However, questioning knowledge has always been at the heart of this world. How does one really know what is real and what is imaginary? This is expressed quite literally in Blade Runner when the latest model replicant is unveiled to come equipped with implanted memories. Furthermore, due to the androids’ shortened lifespan, their sensory experiences, things humans have a lifetime to become accustomed to and make sense of, are compressed into a space of three or four years. Observing how Roy Batty, Malcolm Reed fulfills this role in the comic despite his humanity, comes to grip with that knowledge forms the emotional and philosophical backbone of the tale.
This is compounded with an exchange between Malcolm and the villainous leader of the rogue androids. The replicant states: “You can see me, standing right here before you. Don’t you trust the evidence of your senses?” To which Malcolm responds: “I see a lot of things, and I don’t trust any of it.” Essentially these two have articulated one of the oldest philosophical arguments. Expanding on this discourse places Dust to Dust alongside the source material as a worthy addition to the canon. This is, by the way, the official prequel to the novel, as explicitly stated in bold on the credits page.

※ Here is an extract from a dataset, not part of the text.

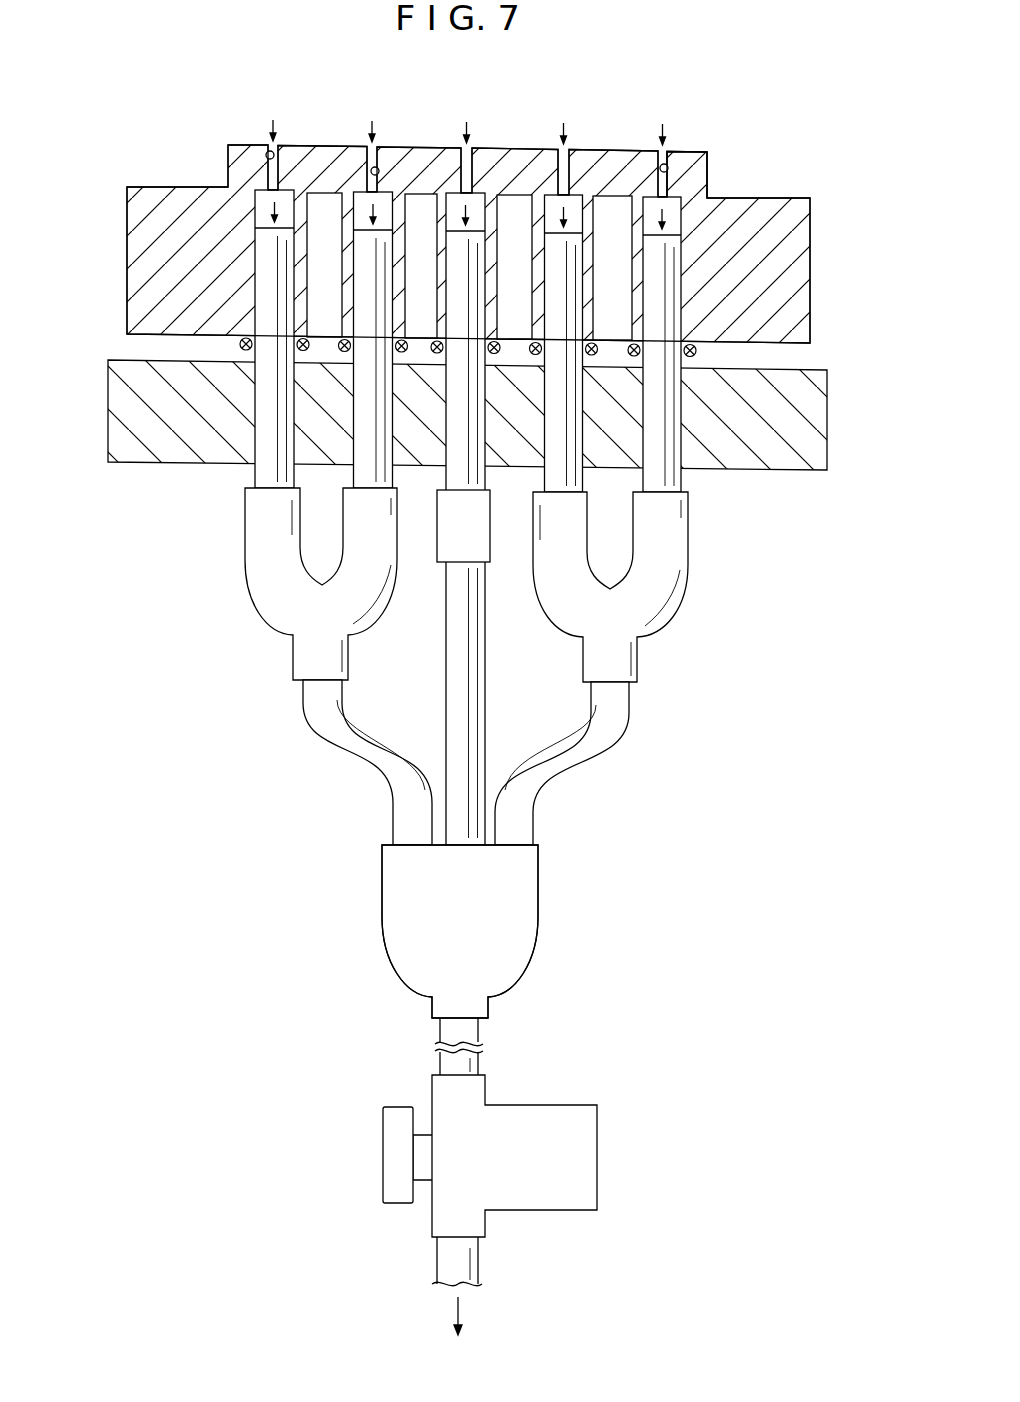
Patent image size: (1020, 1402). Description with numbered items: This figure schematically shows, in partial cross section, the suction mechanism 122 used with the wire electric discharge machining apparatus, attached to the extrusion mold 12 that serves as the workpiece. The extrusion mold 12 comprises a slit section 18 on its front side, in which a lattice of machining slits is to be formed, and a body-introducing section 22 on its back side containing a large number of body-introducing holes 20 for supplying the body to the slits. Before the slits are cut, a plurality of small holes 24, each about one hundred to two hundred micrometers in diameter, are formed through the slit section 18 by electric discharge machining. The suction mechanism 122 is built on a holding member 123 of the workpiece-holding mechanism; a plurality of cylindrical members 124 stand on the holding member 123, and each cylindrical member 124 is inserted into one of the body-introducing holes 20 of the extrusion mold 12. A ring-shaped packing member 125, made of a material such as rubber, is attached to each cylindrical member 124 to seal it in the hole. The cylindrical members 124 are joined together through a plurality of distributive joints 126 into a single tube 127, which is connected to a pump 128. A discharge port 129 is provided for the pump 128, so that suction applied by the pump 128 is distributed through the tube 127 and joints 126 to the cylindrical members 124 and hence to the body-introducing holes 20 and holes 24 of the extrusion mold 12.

Questioning knowledge is at the heart of this world. When the person sitting in the cubicle next to you turns out to be an android, how can you trust your senses when they look, sound and smell human? Sure, a Voight-Kampff test can determine who’s who, but then the results are examined via one’s senses. How can you trust those when you’ve already been fooled completely once before?
It’s beyond the scope of this review to weigh in on the merits of empiricism. Nevertheless, Roberson is able to encapsulate a piece of Philip K. Dick with a heaping helping of Ridley Scott for good measure. Dust to Dust is a fine prequel that doesn’t really rock the foundations of its source material. But I imagine this project was never intended to perform that function. What this comic does achieve is broadening one of science fiction’s most beloved tales through philosophical discourse, not moody atmospherics or pulse pounding action. A nice piece of the canon that doesn’t upset or offend.